Forecasting Completion

(Photo: Point Bonita with SF Ocean Beach in the background)

TLDR: You can use my calculator to forecast completion intervals here: Monte Carlo calculator

There are two ways of estimating how long software will take:
1. Have developers and managers think deeply about the problems and apply their best guesses based on what they've seen in the past.
2. Sample how long it actually takes that particular team to finish work items and extrapolate the future.

This article covers the second method, specially using probabilistic forecasting (Monte Carlo) to create a graph showing the likeliness of completion at specific points in time.

The main benefit of this is that it allows you to specify a range of completion dates with comfidence, instead of just a single date.

Instead of: it will be done in 10 weeks

You can say: there's a 50% it will be done in 7 weeks, and 90% chance it'll be done in 10 weeks

Prerequisite: you need existing data (work items) from existing person, team, or whatever you are trying to measure. This method can't be used to forecast the future without past data. I'll use some entirely made up data first for a chat application. Interval can be any duration (days, weeks, sprints), but must be consistent.

Gather data

Here's a table of work items that have been completed thus far.

id work item how long it actually took
1 Project setup 1
2 User auth 2
3 User profiles 1
4 Contact list 1
5 Chat data model 1

Below is a table of work items that have not been completed (To Do list). It's hidden because the work items aren't actually important, the only thing that matters is the count of remaining items (in this case, 10).

Show table
id work_item
6Messaging UI
7Notifications
8Search
9File uploads
10Permissions
11Settings
12Admin dashboard
13Logging & monitoring
14Deployment

Note:

Run simulation

I used to use a Google Sheet + Python script to do this. Now I have a simple single-page HTML file that does it in JavaScript.

Collect history: take the durations of completed items (1,2,1,1,1) intervals.
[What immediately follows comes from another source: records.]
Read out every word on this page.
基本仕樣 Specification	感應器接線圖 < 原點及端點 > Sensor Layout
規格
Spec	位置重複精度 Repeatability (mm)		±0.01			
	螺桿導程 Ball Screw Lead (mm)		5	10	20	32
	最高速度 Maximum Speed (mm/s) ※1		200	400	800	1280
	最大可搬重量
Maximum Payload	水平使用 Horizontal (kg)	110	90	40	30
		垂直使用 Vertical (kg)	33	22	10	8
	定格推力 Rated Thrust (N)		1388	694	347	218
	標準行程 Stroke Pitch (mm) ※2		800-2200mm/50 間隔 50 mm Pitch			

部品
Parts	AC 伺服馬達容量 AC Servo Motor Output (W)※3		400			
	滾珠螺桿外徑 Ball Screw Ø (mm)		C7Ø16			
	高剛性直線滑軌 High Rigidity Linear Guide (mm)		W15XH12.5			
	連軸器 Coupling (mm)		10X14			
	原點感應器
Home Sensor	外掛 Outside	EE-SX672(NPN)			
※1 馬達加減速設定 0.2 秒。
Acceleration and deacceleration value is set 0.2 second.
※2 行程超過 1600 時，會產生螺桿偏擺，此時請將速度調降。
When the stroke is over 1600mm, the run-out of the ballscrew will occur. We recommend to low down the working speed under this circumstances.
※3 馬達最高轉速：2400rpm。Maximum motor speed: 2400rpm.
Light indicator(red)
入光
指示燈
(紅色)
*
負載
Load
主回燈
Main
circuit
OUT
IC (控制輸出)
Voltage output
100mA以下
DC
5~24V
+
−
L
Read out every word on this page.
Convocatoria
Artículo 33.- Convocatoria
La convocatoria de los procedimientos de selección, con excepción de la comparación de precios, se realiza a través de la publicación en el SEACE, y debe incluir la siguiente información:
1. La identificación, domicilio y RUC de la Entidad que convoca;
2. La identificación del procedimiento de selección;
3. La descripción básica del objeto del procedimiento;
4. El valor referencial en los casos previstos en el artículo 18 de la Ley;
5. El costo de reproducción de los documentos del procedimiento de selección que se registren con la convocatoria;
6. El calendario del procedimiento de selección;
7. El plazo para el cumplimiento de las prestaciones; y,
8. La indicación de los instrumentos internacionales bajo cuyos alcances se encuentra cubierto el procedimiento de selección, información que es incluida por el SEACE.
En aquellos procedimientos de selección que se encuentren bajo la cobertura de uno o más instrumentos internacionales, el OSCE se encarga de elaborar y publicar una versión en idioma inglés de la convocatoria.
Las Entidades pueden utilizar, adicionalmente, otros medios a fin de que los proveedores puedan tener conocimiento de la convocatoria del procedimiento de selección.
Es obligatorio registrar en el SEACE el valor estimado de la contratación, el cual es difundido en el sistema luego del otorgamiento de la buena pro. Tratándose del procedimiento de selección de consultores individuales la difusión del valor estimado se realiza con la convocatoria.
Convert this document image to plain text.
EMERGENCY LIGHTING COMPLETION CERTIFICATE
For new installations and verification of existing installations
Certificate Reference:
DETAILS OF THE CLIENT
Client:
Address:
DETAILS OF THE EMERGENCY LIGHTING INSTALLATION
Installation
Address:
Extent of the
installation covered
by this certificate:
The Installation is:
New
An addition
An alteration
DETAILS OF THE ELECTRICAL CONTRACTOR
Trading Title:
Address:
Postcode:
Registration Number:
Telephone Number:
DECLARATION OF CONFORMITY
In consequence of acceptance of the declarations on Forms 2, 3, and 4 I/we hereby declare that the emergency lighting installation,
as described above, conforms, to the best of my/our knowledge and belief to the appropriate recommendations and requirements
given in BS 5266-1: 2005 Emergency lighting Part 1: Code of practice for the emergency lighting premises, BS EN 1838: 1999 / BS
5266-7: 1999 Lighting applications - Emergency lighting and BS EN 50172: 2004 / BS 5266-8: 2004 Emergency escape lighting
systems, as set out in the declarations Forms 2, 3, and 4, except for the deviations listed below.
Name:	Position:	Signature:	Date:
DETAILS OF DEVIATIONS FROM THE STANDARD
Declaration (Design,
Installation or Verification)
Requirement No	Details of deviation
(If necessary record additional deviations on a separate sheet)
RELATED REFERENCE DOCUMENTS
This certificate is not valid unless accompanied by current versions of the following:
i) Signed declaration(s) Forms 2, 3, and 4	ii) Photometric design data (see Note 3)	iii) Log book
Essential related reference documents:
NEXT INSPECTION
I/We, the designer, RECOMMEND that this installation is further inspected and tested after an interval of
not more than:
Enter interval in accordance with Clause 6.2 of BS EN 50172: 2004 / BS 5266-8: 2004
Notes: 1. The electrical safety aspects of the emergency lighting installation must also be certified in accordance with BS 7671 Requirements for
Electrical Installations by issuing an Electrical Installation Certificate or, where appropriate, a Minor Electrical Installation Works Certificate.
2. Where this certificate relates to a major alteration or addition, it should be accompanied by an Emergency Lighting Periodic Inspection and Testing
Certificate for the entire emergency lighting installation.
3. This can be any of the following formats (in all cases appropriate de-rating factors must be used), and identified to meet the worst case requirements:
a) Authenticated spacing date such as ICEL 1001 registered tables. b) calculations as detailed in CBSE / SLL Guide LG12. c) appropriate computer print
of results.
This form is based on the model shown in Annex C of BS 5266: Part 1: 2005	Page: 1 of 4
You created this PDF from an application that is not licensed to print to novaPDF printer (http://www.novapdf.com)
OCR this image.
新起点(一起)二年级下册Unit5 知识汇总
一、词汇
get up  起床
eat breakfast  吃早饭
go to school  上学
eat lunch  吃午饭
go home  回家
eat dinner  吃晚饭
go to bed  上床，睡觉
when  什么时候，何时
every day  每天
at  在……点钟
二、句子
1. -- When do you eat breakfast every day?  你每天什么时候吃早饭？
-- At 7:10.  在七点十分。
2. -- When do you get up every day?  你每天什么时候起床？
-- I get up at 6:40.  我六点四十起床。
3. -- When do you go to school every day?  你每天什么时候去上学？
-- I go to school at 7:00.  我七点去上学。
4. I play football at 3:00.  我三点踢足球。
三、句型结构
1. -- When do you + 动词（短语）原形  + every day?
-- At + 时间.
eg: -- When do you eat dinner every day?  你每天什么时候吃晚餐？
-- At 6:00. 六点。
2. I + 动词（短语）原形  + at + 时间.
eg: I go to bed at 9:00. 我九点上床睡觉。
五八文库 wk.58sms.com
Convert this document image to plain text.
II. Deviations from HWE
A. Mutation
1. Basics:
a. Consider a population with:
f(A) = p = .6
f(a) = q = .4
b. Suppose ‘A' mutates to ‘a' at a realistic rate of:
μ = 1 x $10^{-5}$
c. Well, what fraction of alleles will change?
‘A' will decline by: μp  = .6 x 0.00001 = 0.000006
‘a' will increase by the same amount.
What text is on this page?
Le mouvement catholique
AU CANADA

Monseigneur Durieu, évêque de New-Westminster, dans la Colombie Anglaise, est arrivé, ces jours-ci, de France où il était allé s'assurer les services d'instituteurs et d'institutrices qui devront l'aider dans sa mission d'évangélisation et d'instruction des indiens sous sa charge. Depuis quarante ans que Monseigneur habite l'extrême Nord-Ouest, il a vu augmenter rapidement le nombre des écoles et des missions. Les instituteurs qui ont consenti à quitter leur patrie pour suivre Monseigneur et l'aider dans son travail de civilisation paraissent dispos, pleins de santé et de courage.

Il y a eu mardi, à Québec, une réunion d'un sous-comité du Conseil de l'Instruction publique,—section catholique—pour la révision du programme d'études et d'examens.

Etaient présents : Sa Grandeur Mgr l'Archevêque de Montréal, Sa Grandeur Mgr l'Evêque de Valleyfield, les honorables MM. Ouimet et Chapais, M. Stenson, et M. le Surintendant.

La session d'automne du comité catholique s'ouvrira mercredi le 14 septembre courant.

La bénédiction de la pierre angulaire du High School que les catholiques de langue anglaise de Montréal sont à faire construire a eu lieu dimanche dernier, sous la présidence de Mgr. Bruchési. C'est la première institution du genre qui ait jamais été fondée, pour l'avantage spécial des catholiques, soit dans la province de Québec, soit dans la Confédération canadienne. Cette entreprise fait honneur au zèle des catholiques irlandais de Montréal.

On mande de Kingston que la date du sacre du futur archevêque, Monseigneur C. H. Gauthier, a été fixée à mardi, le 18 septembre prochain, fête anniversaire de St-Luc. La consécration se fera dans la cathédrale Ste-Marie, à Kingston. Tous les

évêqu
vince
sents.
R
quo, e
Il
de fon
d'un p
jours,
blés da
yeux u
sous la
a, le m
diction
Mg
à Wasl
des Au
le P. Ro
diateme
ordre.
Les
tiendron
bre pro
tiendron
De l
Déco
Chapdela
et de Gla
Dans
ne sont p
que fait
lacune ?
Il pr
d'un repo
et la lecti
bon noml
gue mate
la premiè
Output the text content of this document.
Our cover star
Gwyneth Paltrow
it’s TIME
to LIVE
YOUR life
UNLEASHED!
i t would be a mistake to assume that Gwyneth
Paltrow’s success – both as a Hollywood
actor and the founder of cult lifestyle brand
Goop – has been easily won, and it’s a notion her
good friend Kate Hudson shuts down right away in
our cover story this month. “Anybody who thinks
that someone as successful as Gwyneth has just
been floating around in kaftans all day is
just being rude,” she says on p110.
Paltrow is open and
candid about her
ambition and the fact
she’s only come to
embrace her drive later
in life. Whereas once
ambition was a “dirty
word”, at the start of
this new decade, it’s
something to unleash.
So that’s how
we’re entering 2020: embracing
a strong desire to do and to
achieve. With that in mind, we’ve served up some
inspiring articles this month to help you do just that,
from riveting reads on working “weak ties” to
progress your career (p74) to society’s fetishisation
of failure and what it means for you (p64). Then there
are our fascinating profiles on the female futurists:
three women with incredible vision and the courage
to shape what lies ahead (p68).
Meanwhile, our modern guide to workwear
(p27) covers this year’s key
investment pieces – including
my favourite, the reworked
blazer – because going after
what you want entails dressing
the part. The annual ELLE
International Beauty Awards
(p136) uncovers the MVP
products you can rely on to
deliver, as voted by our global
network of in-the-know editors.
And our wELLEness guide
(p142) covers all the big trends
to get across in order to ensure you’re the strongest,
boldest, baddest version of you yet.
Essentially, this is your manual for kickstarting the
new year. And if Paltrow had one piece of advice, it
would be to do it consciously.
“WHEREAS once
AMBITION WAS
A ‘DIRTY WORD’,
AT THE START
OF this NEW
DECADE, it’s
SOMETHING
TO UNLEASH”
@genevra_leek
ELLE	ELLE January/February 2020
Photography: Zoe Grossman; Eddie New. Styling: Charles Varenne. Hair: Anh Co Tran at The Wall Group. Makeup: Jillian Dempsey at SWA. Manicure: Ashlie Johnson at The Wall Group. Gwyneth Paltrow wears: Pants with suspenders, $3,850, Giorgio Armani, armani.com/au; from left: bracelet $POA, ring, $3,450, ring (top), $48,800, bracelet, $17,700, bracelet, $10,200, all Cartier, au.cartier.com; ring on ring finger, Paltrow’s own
Count what’s left: how many items remain (10). These have no estimates. For the purposes of the simulation, each remaining item is assumed to be roughly the same size as an average completed item.

One run:

Here's some Python code that shows how this works

Show Python code

import random

completed = [1, 2, 1, 1, 1]   # intervals for done items
remaining_items = 10

remaining_intervals = 0

for i in range(remaining_items):
    sampled_duration = random.choice(completed)
    print("sampled_duration: %s" % sampled_duration)
    remaining_intervals += sampled_duration
    print("remaining intervals: %s" % remaining_intervals)

print(remaining_intervals)
  

Or run the JS version directly

Now the fun part 🎉... Monte Carlo

Toggle for a 5 run sample
run # remaining intervals
19
29
310
412
514

From that distribution, we can read:

Screenshot from my Monte Carlo calculator.

Instead of a single guess, this gives a range of outcomes and the probability of hitting each one.

So you can tell your CEO that there's a 50% chance of completing the remaining work in 10 intervals, and a 90% change of completing in 12 intervals.

Real Examples

Jira backlog of 96 items. 24 items already completed (with ranges from 1-5 weeks per item). How long would this backlog take to clear assuming the same team and no new items?

Result: 50% chance in 2.8 years (150 weeks), 80% chance in 3.8 years (200 weeks)

In reality, there was 0 chance of having the same team for 3 years straight, nor not adding any more backlog items. The result of this was showing how dire the situation was and that a backlog item cleanup was necessary.

Halfway point in a program, with 45 items remaining, 44 items already completed, with ranges in days from 1-40. How long would the remaining items take to clear assuming the same team and no new items?

Result: 50% chance in 1.2 years (460 days), 80% chance in 1.4 years (505 days)

In reality, this project was already over the initial target date by a year, so an additional 1.2-1.4 years wasn't acceptaible to the primary stakeholders. The initial target date was estimated using typical estimation process.

The project ended up being re-scoped and simplified. If this forecasting wasn't done, it likely would have continued on the same delayed path for much longer.